Actually, a small amount of rhubarb could be just what a low acid juice needs to perk it up a little. I wouldn't do it with proper cider apples as that might be too much but a regular sweet apple juice often needs a little acid and tannin to give it complexity. Give it a try but I'd keep it to maybe 5% by weight or maybe even less for a first go. Maybe start at 2% and work from there.

Cheers
Dave


----------



## chefeffect (8/8/11)

Tanga said:


> Sorry to be a downer, but I think the reason apple and rhubarb pie works (sweet and sour) means apple and rhubarb cider won't. Maybe if you halt the ferment half way through, but most of the sugars in cider are converted to alcohol, and it actually tastes sour itself. I don't know much about techniques using real fruit, though, so there might be a way.

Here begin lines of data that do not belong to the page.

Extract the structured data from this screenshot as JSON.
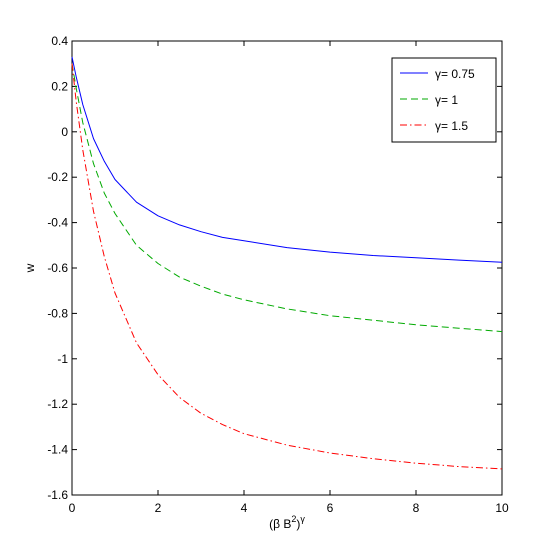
{
  "chart_data": {
    "type": "line",
    "title": "",
    "xlabel_base": "(β B",
    "xlabel_sup1": "2",
    "xlabel_close": ")",
    "xlabel_sup2": "γ",
    "ylabel": "w",
    "xlim": [
      0,
      10
    ],
    "ylim": [
      -1.6,
      0.4
    ],
    "xticks": [
      "0",
      "2",
      "4",
      "6",
      "8",
      "10"
    ],
    "xtick_values": [
      0,
      2,
      4,
      6,
      8,
      10
    ],
    "yticks": [
      "0.4",
      "0.2",
      "0",
      "-0.2",
      "-0.4",
      "-0.6",
      "-0.8",
      "-1",
      "-1.2",
      "-1.4",
      "-1.6"
    ],
    "ytick_values": [
      0.4,
      0.2,
      0,
      -0.2,
      -0.4,
      -0.6,
      -0.8,
      -1,
      -1.2,
      -1.4,
      -1.6
    ],
    "grid": false,
    "legend_position": "top-right",
    "x": [
      0,
      0.1,
      0.25,
      0.5,
      0.75,
      1,
      1.5,
      2,
      2.5,
      3,
      3.5,
      4,
      5,
      6,
      7,
      8,
      9,
      10
    ],
    "series": [
      {
        "name": "γ= 0.75",
        "color": "#0000ff",
        "style": "solid",
        "values": [
          0.33,
          0.24,
          0.12,
          -0.03,
          -0.13,
          -0.21,
          -0.31,
          -0.37,
          -0.41,
          -0.44,
          -0.465,
          -0.48,
          -0.51,
          -0.53,
          -0.545,
          -0.555,
          -0.565,
          -0.575
        ]
      },
      {
        "name": "γ= 1",
        "color": "#00aa00",
        "style": "dashed",
        "values": [
          0.3,
          0.19,
          0.04,
          -0.14,
          -0.27,
          -0.36,
          -0.5,
          -0.58,
          -0.64,
          -0.68,
          -0.715,
          -0.74,
          -0.78,
          -0.81,
          -0.83,
          -0.85,
          -0.865,
          -0.88
        ]
      },
      {
        "name": "γ= 1.5",
        "color": "#ff0000",
        "style": "dashdot",
        "values": [
          0.3,
          0.13,
          -0.08,
          -0.35,
          -0.55,
          -0.71,
          -0.93,
          -1.07,
          -1.17,
          -1.24,
          -1.29,
          -1.33,
          -1.38,
          -1.415,
          -1.44,
          -1.46,
          -1.475,
          -1.485
        ]
      }
    ]
  }
}
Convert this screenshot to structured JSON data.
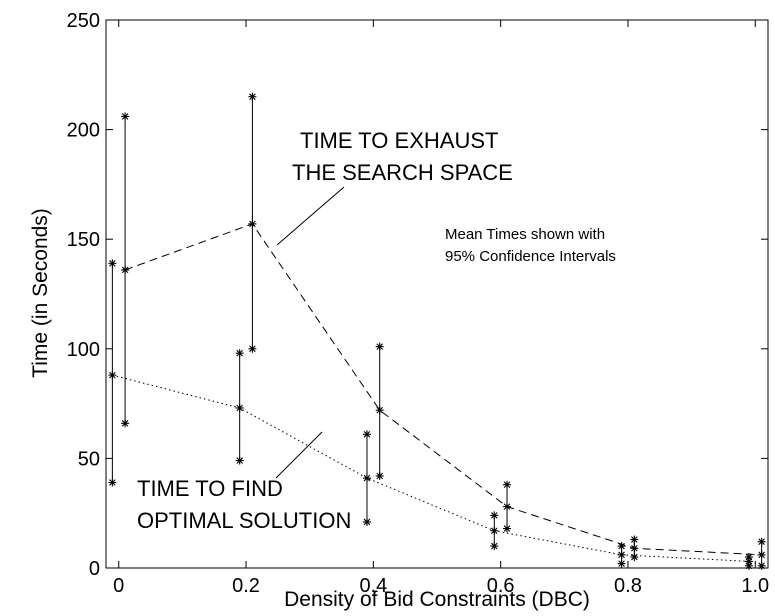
{
  "chart_data": {
    "type": "line",
    "title": "",
    "xlabel": "Density of Bid Constraints (DBC)",
    "ylabel": "Time (in Seconds)",
    "xlim": [
      -0.02,
      1.02
    ],
    "ylim": [
      0,
      250
    ],
    "x_ticks": [
      0,
      0.2,
      0.4,
      0.6,
      0.8,
      1.0
    ],
    "x_tick_labels": [
      "0",
      "0.2",
      "0.4",
      "0.6",
      "0.8",
      "1.0"
    ],
    "y_ticks": [
      0,
      50,
      100,
      150,
      200,
      250
    ],
    "y_tick_labels": [
      "0",
      "50",
      "100",
      "150",
      "200",
      "250"
    ],
    "grid": false,
    "series": [
      {
        "style": "dashed",
        "x": [
          0.01,
          0.21,
          0.41,
          0.61,
          0.81,
          1.01
        ],
        "mean": [
          136,
          157,
          72,
          28,
          9,
          6
        ],
        "lower": [
          66,
          100,
          42,
          18,
          5,
          1
        ],
        "upper": [
          206,
          215,
          101,
          38,
          13,
          12
        ]
      },
      {
        "style": "dotted",
        "x": [
          -0.01,
          0.19,
          0.39,
          0.59,
          0.79,
          0.99
        ],
        "mean": [
          88,
          73,
          41,
          17,
          6,
          3
        ],
        "lower": [
          39,
          49,
          21,
          10,
          2,
          1
        ],
        "upper": [
          139,
          98,
          61,
          24,
          10,
          5
        ]
      }
    ],
    "annotations": [
      {
        "lines": [
          "TIME TO EXHAUST",
          "THE SEARCH SPACE"
        ]
      },
      {
        "lines": [
          "Mean Times shown with",
          "95% Confidence Intervals"
        ]
      },
      {
        "lines": [
          "TIME TO FIND",
          "OPTIMAL SOLUTION"
        ]
      }
    ]
  }
}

Rhurbarb is a bitter sweet but most often called sour, my point is with real cider apples come in 4 clasifications which are bitter sweets, bitter sharps,sharps, and sweets, so it is possible to use rhubarb being it has similar characteristics of bitter sweet cider apples b, i w wil have to blend it with a sweet apple variety, you couldnt use a huge amount though. You could use lactose to counter the bitterness and sweetness.


----------



## Tanga (8/8/11)

Yup, happy to stand corrected. I was thinking of a red half and half like I make into crumble (yum), but in small amounts it may very well add that certain something something. Looking forward to hearing how it goes.

To the OP, what did Google say? Surely it's been done before?


----------



## demapples (9/8/11)

Awesome! Thanks for the speedy replies guys.

@Airgead - thats exactly what I was thinking of trying.

@Tanga - had a quick search through Google and it was slim pickings.

Cheers peeps - ill let you know how I go.


----------



## Gar (9/8/11)

My old man would dry hump the brew fridge if he knew I was making this. :icon_drool2: 
Might make him a batch for christmas.


----------



## Airgead (9/8/11)

There might not be much on the web about rhubarb cider but look up rhubarb champagne...


----------



## KudaPucat (9/8/11)

Airgead said:


> There might not be much on the web about rhubarb cider but look up rhubarb champagne...


Yes I know a couple of ppl who make this. 
With cidre, I'd try 5% as suggested, ramping it up 5% each batch until the flavour is right. 
We often use whatever we can get wrt to apples for cidre, and adding crab apple juice helps heaps for body and mouthfeel. 
I would think rhubarb would do similar. Crab apple cidre is added at no more than 15%. 

Cook, and bung some in the bottom of your fermenter. See how it goes. 
It'll be q nice colour.


----------